Расположенный на соседнем холме примыкающий к святилищу город возник недавно всего три-четыре сотни лет назад в сарматские времена на руинах древней крепости, от которой остались фундаменты стен из мелкого камня.
Отличия града Табора от града Бусова бросались в глаза с первого взгляда. Здесь среди немногих жилых домов преобладали общинные дома, казармы, харчевни, конюшни, коновязи, амбары и навесы. Тоесть град Табор возник и существовал для обслуживания обитателей святилища и сотен паломников.
Сейчас все девять хормов: Сварога, Перуна, Даждьбога, Хорса, Макоши, Велеса, Мары, Лады и Святовита, кишели жрецами и ведунами из разных концов славянского мира. Все проходы через ров охраняли вои-хоробры из разных дружин, поэтому мы даже не стали пытаться проникнуть внутрь.
Повсюду сновали повозки, смерды и почады что-то таскали и суетились. У костров чинно сидели вожи и вои из разных племён. Тут и там мелькали колдуны и ведьмы со своими погремушками. И среди этого хаотичного движения даже внимательный взгляд не смог бы заметить и малейший намёк на какой-либо порядок.
Вернувшись на стоянку, я обнаружил там только дружинников да почадников, остальные делегаты растворились среди обитателей святилища или града.
Ночь прошла, как череда засыпаний и просыпаний от неожиданных звуков, голосов и нескончаемой суеты. Сменившее бессонную ночь беспокойное утро тоже не оставило шансов на отдых. Сосредоточившись на ощущениях, я некоторое время гадал, толи накануне меня кто-то качественно отмудохал, толи во сне по мне проехала конная дружина. В добавок к этому ещё с вечера меня не оставляло какое-то смутное тревожное предчувствие, а с утра поганое настроение усугубила пасмурная погода. Едва пробивающийся из-за облаков и тумана солнечный свет безобразно исказил цвета, создавая сумрачную палитру.
Кряхтя и стоная, аки старец, я заставил себя сделать разминку и облиться родниковой водой.
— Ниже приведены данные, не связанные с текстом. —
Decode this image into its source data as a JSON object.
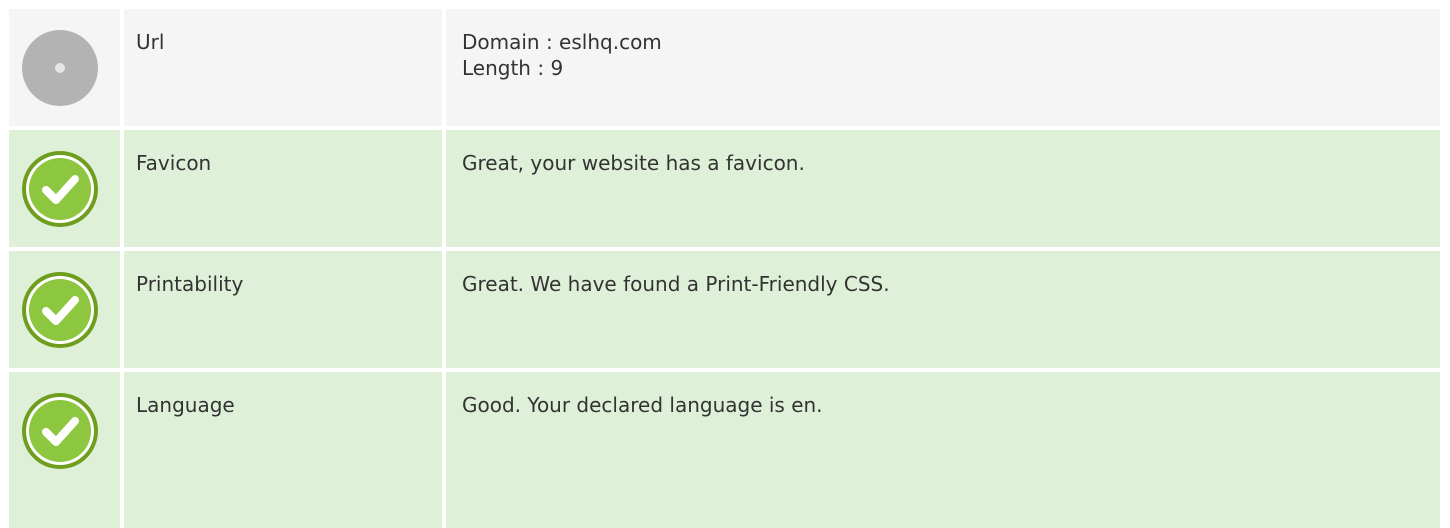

И только тогда в организм вернулась привычная бодрость, и я стал нормально воспринимать действительность.
Приводя себя в чувство, я по ходу отметил, что хаотичное скопище приехавших в Табор гостей за ночь и утро чудесным образом превратилось в подобие обустроенного лагеря благочестивых паломников. Смерды и почады навели порядок на стоянках, а паломники и делегаты принарядились и примолкли в ожидании событий.
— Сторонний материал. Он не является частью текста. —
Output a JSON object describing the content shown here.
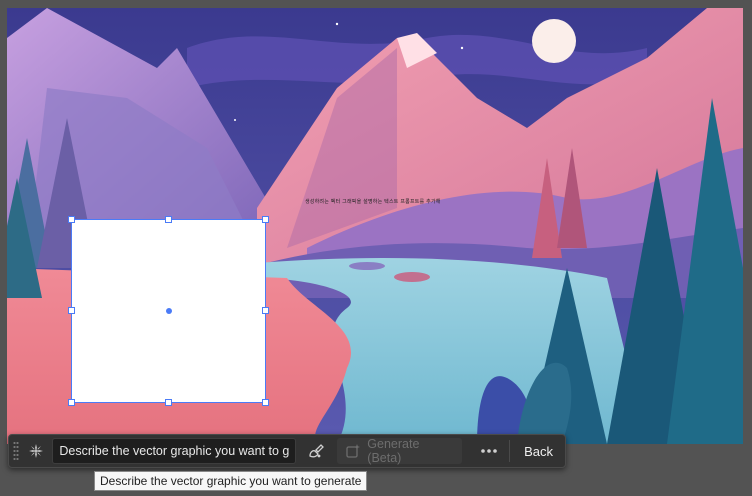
{
  "artboard": {
    "illustration": "mountain-lake-landscape",
    "note_text": "생성하려는 벡터 그래픽을 설명하는 텍스트 프롬프트를 추가해"
  },
  "taskbar": {
    "prompt_value": "Describe the vector graphic you want to g",
    "prompt_placeholder": "Describe the vector graphic you want to generate",
    "generate_label": "Generate (Beta)",
    "back_label": "Back",
    "icons": {
      "grip": "drag-handle-icon",
      "ai": "generative-ai-icon",
      "style": "style-picker-icon",
      "generate": "generate-icon",
      "more": "more-options-icon"
    }
  },
  "tooltip": {
    "text": "Describe the vector graphic you want to generate"
  },
  "colors": {
    "selection": "#4a7bf7",
    "panel": "#323232",
    "canvas": "#535353"
  }
}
И события не заставили себя ждать и начали развиваться, постепенно втягивая всех прибывших, и меня в том числе, в свой круговорот. Не успел я слегка перекусить, как прибежал запыхавшийся служка главного жреца Перунича и сообщил, что лично меня ждут в святилище. Пробираясь через бесчисленные стоянки извилистым путём, парнишка привёл меня к хорму Перуна.
В перуновом божище вокруг идола, изображающего грозного бога с булавой, открытым ртом и посеребрёнными усами, стояли полтора десятка жрецов в красном, среди которых я заметил и ковалей: Асилу, Слуда и Кудара. Главный жрец что-то бормотал с подвываниями, точно я не разглядел, но, по-моему, они приносили жертву. Через пять минут жрецы разошлись, а ко мне направились двое: Асила и одетый в багряную хламиду незнакомый жрец с надменным лицом и непроницаемым взглядом.
– Поздорову, воевода Бор, с тобой реки бысть горний жрец Перуна Руг, – прогудел Асила.
– Поздорову, вож Бор, наслышан о делах твоих и о вестях твоих. Ныне вече великое свершится, и слово твоё сильные мира сего услышать хотят.
– Слава светлым богам, жрец Руг, – меня сразу начали раздражать снисходительная бесцеремонность и высокомерие святоши, – прав ты, вече великое грядёт, только сильными мира сего жрецы, вожи да господари может бысть и станут, коли купно ворога поганого одолеют. А слово моё и впрямь важное, и коли захотят его услышать, то услышат.
– Дерзок ты, вож, и беспокоен, коли вече великое созвано в неурок по хотьбе твоей, – ледяное равнодушие в голосе сменилось заметным раздражением.
От слов гордеца ко мне вернулось утреннее препоганейшее настроение:
– По хотьбе я в харчевню иду, або на гулянку, а на вече и в сечу идут по великой нужде, або по великой беде. А беда та будто глыба нависла над нашей землёй.
– Слышал я, что ты тут чужак и заявился с восхода, так какая земля тут твоя?
– Исто послухи твои донесли, жрец. Верно, явились мы с братьями с восхода, ано сердцем болеем за Антанию и кровь в эту землю за неё прольём. А ведь и ты тут чужак. Зрю, с полуночи ты в Табор явился, и мыслю, студёную кровь свою сей земле не отдашь, а для себя ухоронишь.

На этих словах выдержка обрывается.